Artificial intelligence and machine-learning technology research would also get a $29.9 million boost in the Budget for the development of a standards framework, road map, and an “AI Ethics Framework” to “support the responsible development of these technologies”.

The multibillion-dollar package also included funding for Australia’s much-discussed National Space Agency, although it only secured $26 million over the next four years, with a further $15 million over three years to establish an International Space Investment project for grants.

A much larger investment of $224.9 million would go towards a bold project to enhance Australia’s satellite-based, positional, navigation, and timing (PNT) capability, that would let GPS users pinpoint a location to within mere centimetres.

“This measure will deliver PNT data with an accuracy of three to five centimetres for regional and metropolitan areas with mobile phone coverage, and up to 10cm elsewhere,” the Budget papers revealed.

EDUCATION

Lanai Scarr

THE National Schools Chaplaincy program will have a special new anti-bullying focus as part of $247 million in renewed funding for the area.

School chaplains will be directed to focus their support on anti-bullying in an effort to rein in the scourge that is killing our children.

A total of $247 million over four years from 2018-19 in new funding for school chaplains was announced as part of last night’s federal budget, but detail on how the anti-bullying message will work or be rolled out has not been revealed.
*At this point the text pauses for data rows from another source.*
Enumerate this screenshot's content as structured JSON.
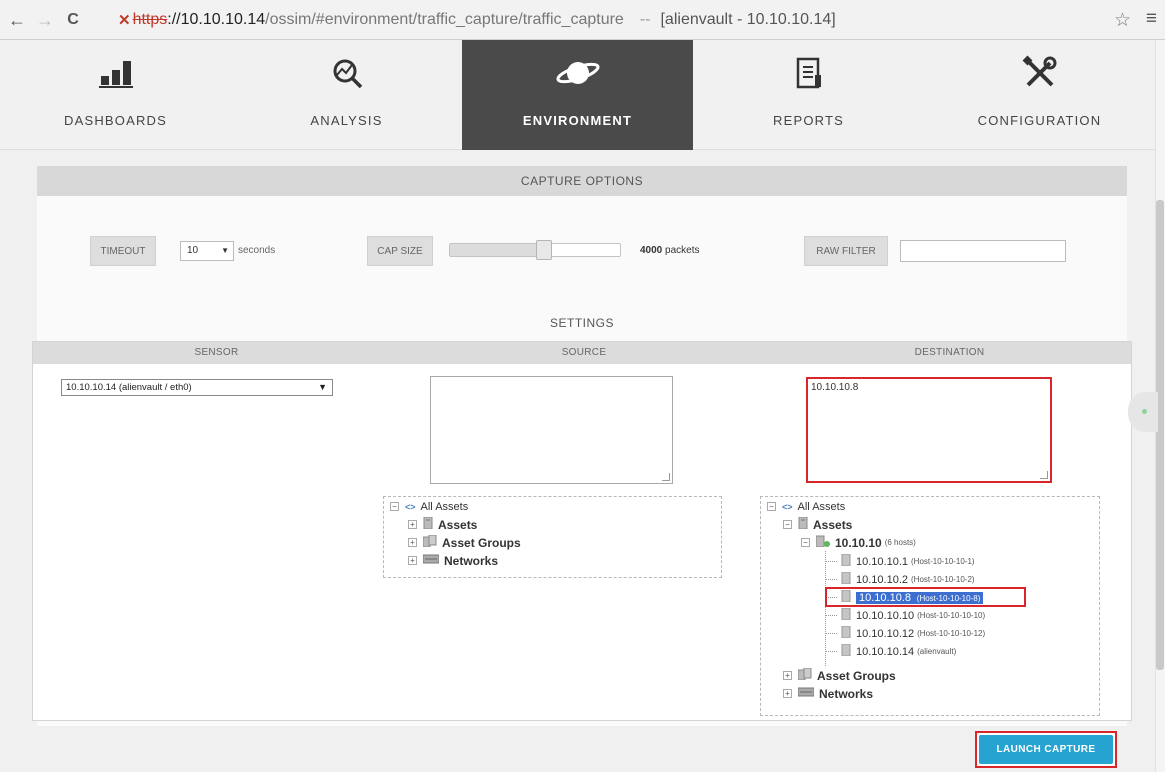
{
  "browser": {
    "back_icon": "←",
    "forward_icon": "→",
    "reload_icon": "C",
    "url_scheme": "https",
    "url_host": "://10.10.10.14",
    "url_path": "/ossim/#environment/traffic_capture/traffic_capture",
    "url_sep": "--",
    "page_title": "[alienvault - 10.10.10.14]",
    "star_icon": "☆",
    "menu_icon": "≡"
  },
  "nav": {
    "items": [
      {
        "label": "DASHBOARDS",
        "icon": "bar-chart-icon"
      },
      {
        "label": "ANALYSIS",
        "icon": "analysis-icon"
      },
      {
        "label": "ENVIRONMENT",
        "icon": "planet-icon"
      },
      {
        "label": "REPORTS",
        "icon": "report-icon"
      },
      {
        "label": "CONFIGURATION",
        "icon": "tools-icon"
      }
    ],
    "active": "ENVIRONMENT"
  },
  "capture_options": {
    "header": "CAPTURE OPTIONS",
    "timeout_label": "TIMEOUT",
    "timeout_value": "10",
    "timeout_unit": "seconds",
    "cap_size_label": "CAP SIZE",
    "cap_size_value": "4000",
    "cap_size_unit": "packets",
    "cap_size_slider_fraction": 0.55,
    "raw_filter_label": "RAW FILTER",
    "raw_filter_value": ""
  },
  "settings": {
    "title": "SETTINGS",
    "sensor_header": "SENSOR",
    "source_header": "SOURCE",
    "destination_header": "DESTINATION",
    "sensor_value": "10.10.10.14 (alienvault / eth0)",
    "source_value": "",
    "destination_value": "10.10.10.8",
    "source_tree": {
      "root": "All Assets",
      "items": [
        "Assets",
        "Asset Groups",
        "Networks"
      ]
    },
    "destination_tree": {
      "root": "All Assets",
      "assets": "Assets",
      "network": "10.10.10",
      "network_note": "(6 hosts)",
      "hosts": [
        {
          "ip": "10.10.10.1",
          "name": "(Host-10-10-10-1)"
        },
        {
          "ip": "10.10.10.2",
          "name": "(Host-10-10-10-2)"
        },
        {
          "ip": "10.10.10.8",
          "name": "(Host-10-10-10-8)"
        },
        {
          "ip": "10.10.10.10",
          "name": "(Host-10-10-10-10)"
        },
        {
          "ip": "10.10.10.12",
          "name": "(Host-10-10-10-12)"
        },
        {
          "ip": "10.10.10.14",
          "name": "(alienvault)"
        }
      ],
      "asset_groups": "Asset Groups",
      "networks": "Networks"
    }
  },
  "launch_label": "LAUNCH CAPTURE",
  "colors": {
    "active_tab": "#4a4a4a",
    "launch_button": "#26a3d0",
    "highlight": "#d9262b",
    "selection": "#3c6fcf"
  }
}
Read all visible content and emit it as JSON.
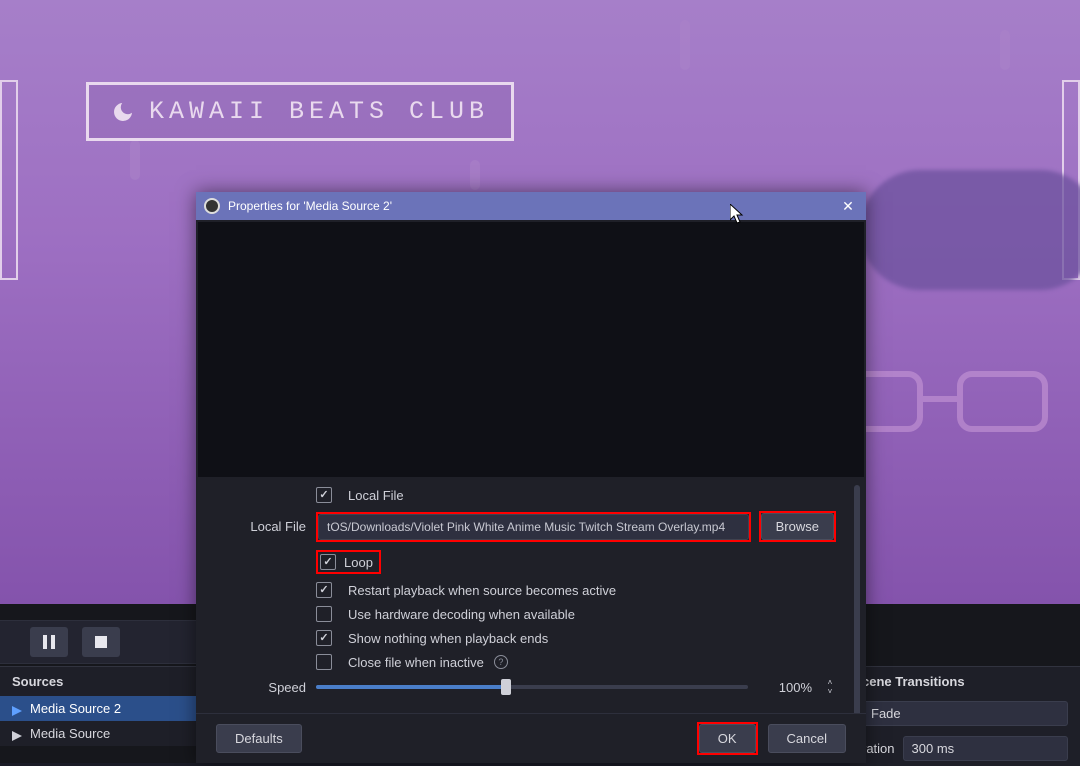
{
  "preview": {
    "overlay_title": "KAWAII BEATS CLUB"
  },
  "transport": {
    "pause_name": "pause-button",
    "stop_name": "stop-button"
  },
  "sources": {
    "header": "Sources",
    "items": [
      {
        "label": "Media Source 2",
        "selected": true
      },
      {
        "label": "Media Source",
        "selected": false
      }
    ]
  },
  "transitions": {
    "header_partial": "cene Transitions",
    "fade_label_partial": "Fade",
    "duration_label_partial": "ration",
    "duration_value": "300 ms"
  },
  "dialog": {
    "title": "Properties for 'Media Source 2'",
    "fields": {
      "local_file_checkbox": "Local File",
      "local_file_label": "Local File",
      "local_file_value": "tOS/Downloads/Violet Pink White Anime Music Twitch Stream Overlay.mp4",
      "browse": "Browse",
      "loop": "Loop",
      "restart": "Restart playback when source becomes active",
      "hw_decode": "Use hardware decoding when available",
      "show_nothing": "Show nothing when playback ends",
      "close_inactive": "Close file when inactive",
      "speed_label": "Speed",
      "speed_value": "100%"
    },
    "buttons": {
      "defaults": "Defaults",
      "ok": "OK",
      "cancel": "Cancel"
    }
  }
}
Budget 2018 Winner & Losers

The School Chaplaincy Program supports the wellbeing of students and school communities through the provision of pastoral care services and other support services.

It began during John Howard’s prime ministership and has focused on various things during its 12-year history.
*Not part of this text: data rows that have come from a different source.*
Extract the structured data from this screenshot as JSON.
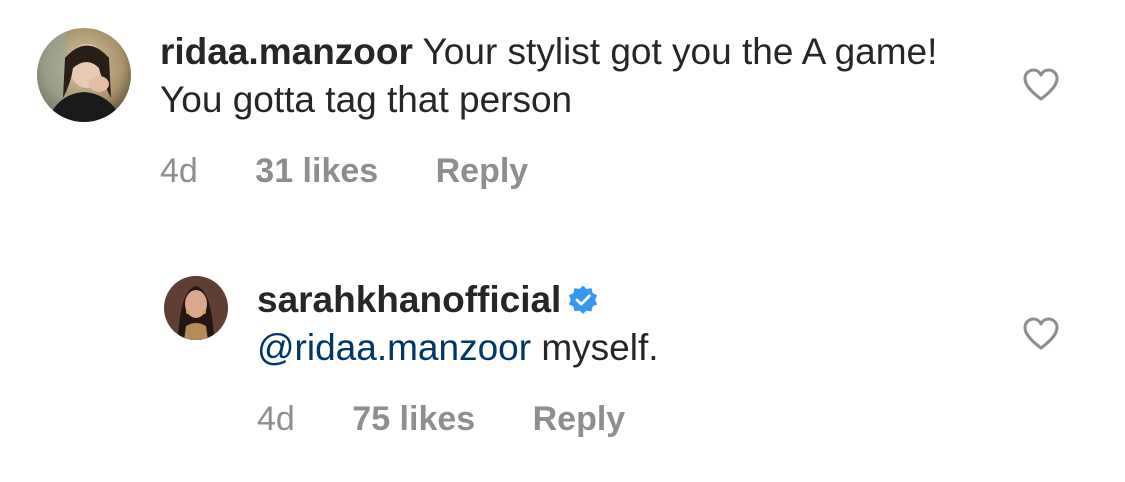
{
  "comments": [
    {
      "username": "ridaa.manzoor",
      "text": " Your stylist got you the A game! You gotta tag that person",
      "time": "4d",
      "likes": "31 likes",
      "reply_label": "Reply",
      "avatar_icon": "profile-photo-ridaa",
      "like_icon": "heart-outline-icon"
    },
    {
      "username": "sarahkhanofficial",
      "verified": true,
      "mention": "@ridaa.manzoor",
      "text": " myself.",
      "time": "4d",
      "likes": "75 likes",
      "reply_label": "Reply",
      "avatar_icon": "profile-photo-sarahkhan",
      "like_icon": "heart-outline-icon"
    }
  ],
  "colors": {
    "text": "#262626",
    "meta": "#8e8e8e",
    "mention": "#003569",
    "verified_badge": "#3897f0"
  }
}
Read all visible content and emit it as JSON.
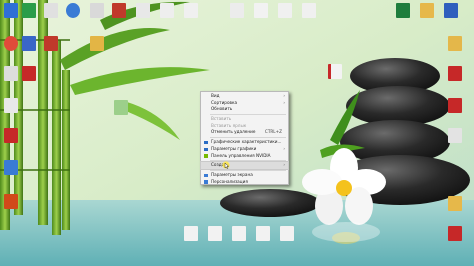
{
  "desktop": {
    "icons": [
      {
        "name": "desktop-icon-1",
        "label": "",
        "color": "#2f6fd6"
      },
      {
        "name": "desktop-icon-2",
        "label": "",
        "color": "#2a9d4a"
      },
      {
        "name": "desktop-icon-3",
        "label": "",
        "color": "#e0e0e0"
      },
      {
        "name": "desktop-icon-4",
        "label": "",
        "color": "#3a7bd5"
      },
      {
        "name": "desktop-icon-5",
        "label": "",
        "color": "#d9d9d9"
      },
      {
        "name": "desktop-icon-6",
        "label": "",
        "color": "#c0392b"
      },
      {
        "name": "desktop-icon-7",
        "label": "",
        "color": "#e8e8e8"
      },
      {
        "name": "desktop-icon-8",
        "label": "",
        "color": "#eeeeee"
      },
      {
        "name": "desktop-icon-9",
        "label": "",
        "color": "#f0f0f0"
      },
      {
        "name": "desktop-icon-10",
        "label": "",
        "color": "#ececec"
      },
      {
        "name": "desktop-icon-11",
        "label": "",
        "color": "#f2f2f2"
      },
      {
        "name": "desktop-icon-12",
        "label": "",
        "color": "#f0f0f0"
      },
      {
        "name": "desktop-icon-13",
        "label": "",
        "color": "#1e7d3c"
      },
      {
        "name": "desktop-icon-14",
        "label": "",
        "color": "#e6b84a"
      },
      {
        "name": "desktop-icon-15",
        "label": "",
        "color": "#2f5fbd"
      },
      {
        "name": "desktop-icon-16",
        "label": "",
        "color": "#e4e4e4"
      },
      {
        "name": "desktop-icon-17",
        "label": "",
        "color": "#efefef"
      },
      {
        "name": "desktop-icon-18",
        "label": "",
        "color": "#f3f3f3"
      },
      {
        "name": "desktop-icon-19",
        "label": "",
        "color": "#f0f0f0"
      },
      {
        "name": "desktop-icon-20",
        "label": "",
        "color": "#eeeeee"
      },
      {
        "name": "desktop-icon-21",
        "label": "",
        "color": "#c62828"
      }
    ]
  },
  "context_menu": {
    "items": [
      {
        "label": "Вид",
        "arrow": "›",
        "disabled": false
      },
      {
        "label": "Сортировка",
        "arrow": "›",
        "disabled": false
      },
      {
        "label": "Обновить",
        "arrow": "",
        "disabled": false
      },
      {
        "sep": true
      },
      {
        "label": "Вставить",
        "arrow": "",
        "disabled": true
      },
      {
        "label": "Вставить ярлык",
        "arrow": "",
        "disabled": true
      },
      {
        "label": "Отменить удаление",
        "shortcut": "CTRL+Z",
        "disabled": false
      },
      {
        "sep": true
      },
      {
        "label": "Графические характеристики...",
        "icon": "intel-graphics-icon",
        "iconColor": "#2b6cc4",
        "disabled": false
      },
      {
        "label": "Параметры графики",
        "icon": "intel-graphics-icon",
        "iconColor": "#2b6cc4",
        "arrow": "›",
        "disabled": false
      },
      {
        "label": "Панель управления NVIDIA",
        "icon": "nvidia-icon",
        "iconColor": "#76b900",
        "disabled": false
      },
      {
        "sep": true
      },
      {
        "label": "Создать",
        "arrow": "›",
        "disabled": false,
        "hover": true
      },
      {
        "sep": true
      },
      {
        "label": "Параметры экрана",
        "icon": "display-settings-icon",
        "iconColor": "#3a7bd5",
        "disabled": false
      },
      {
        "label": "Персонализация",
        "icon": "personalization-icon",
        "iconColor": "#3a7bd5",
        "disabled": false
      }
    ]
  }
}
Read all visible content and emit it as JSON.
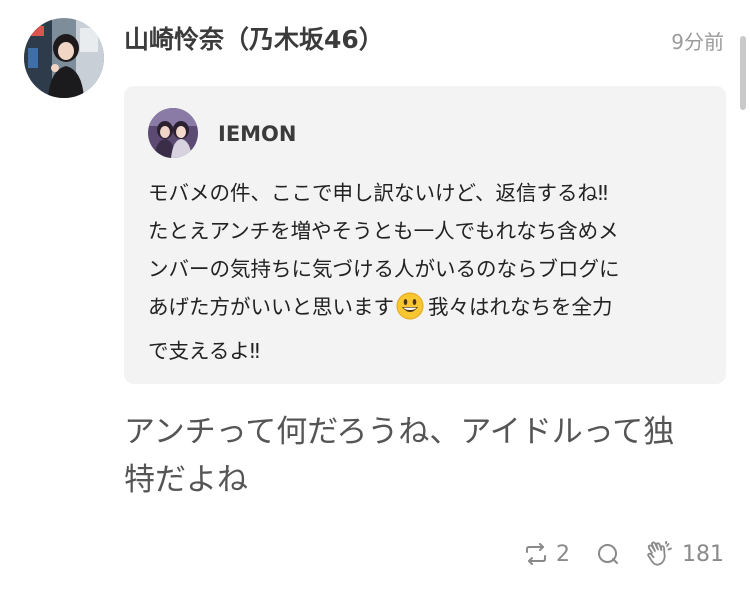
{
  "post": {
    "author_name": "山崎怜奈（乃木坂46）",
    "timestamp": "9分前",
    "avatar_icon": "user-avatar-photo",
    "quote": {
      "author_name": "IEMON",
      "avatar_icon": "user-avatar-photo",
      "text_lines": [
        "モバメの件、ここで申し訳ないけど、返信するね‼",
        "たとえアンチを増やそうとも一人でもれなち含めメ",
        "ンバーの気持ちに気づける人がいるのならブログに",
        "あげた方がいいと思います",
        "我々はれなちを全力",
        "で支えるよ‼"
      ],
      "emoji_icon": "grinning-face-emoji"
    },
    "comment_lines": [
      "アンチって何だろうね、アイドルって独",
      "特だよね"
    ],
    "actions": {
      "repost_count": "2",
      "reply_icon": "comment-bubble-icon",
      "clap_count": "181"
    }
  },
  "colors": {
    "quote_background": "#f3f3f3",
    "muted_text": "#9b9b9b",
    "action_icon": "#8a8a8a"
  }
}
Combating bullying, and particularly cyberbullying, has been a key focus for the government, particularly in the wake of Amy “Dolly” Everett’s suicide.

News Corp Last week revealed 15 per cent of 8- to 12-year-olds received threats or abuse online in the 12 months to June 2017, and this increased to 26 per cent for teens. Twelve per cent of 8- to 12-year-olds felt they had suffered significant reputational damage as a result of cyber abuse and bullying, as did 25 per cent of teens.

Combating cyberbullying is a focus of the Budget. Picture: AAP
Combating cyberbullying is a focus of the Budget. Picture: AAP

The funding to focus on anti-bullying support for our kids comes as the federal government agreed to back universal access to preschool/kindy for another year by injecting another $440 million to the sector.

But consideration of three-year-old kindy — two years before school — was overlooked.

There was also a boost in last night’s budget for kids from the country to have an easier time attending university away from home with the government to relax the Youth Allowance Parental Income Test.

A total of $53.9 million over four years from 2018-19 was revealed in last night’s budget to improve regional students’ access to Youth Allowance by changing the threshold and assessment year for parental income.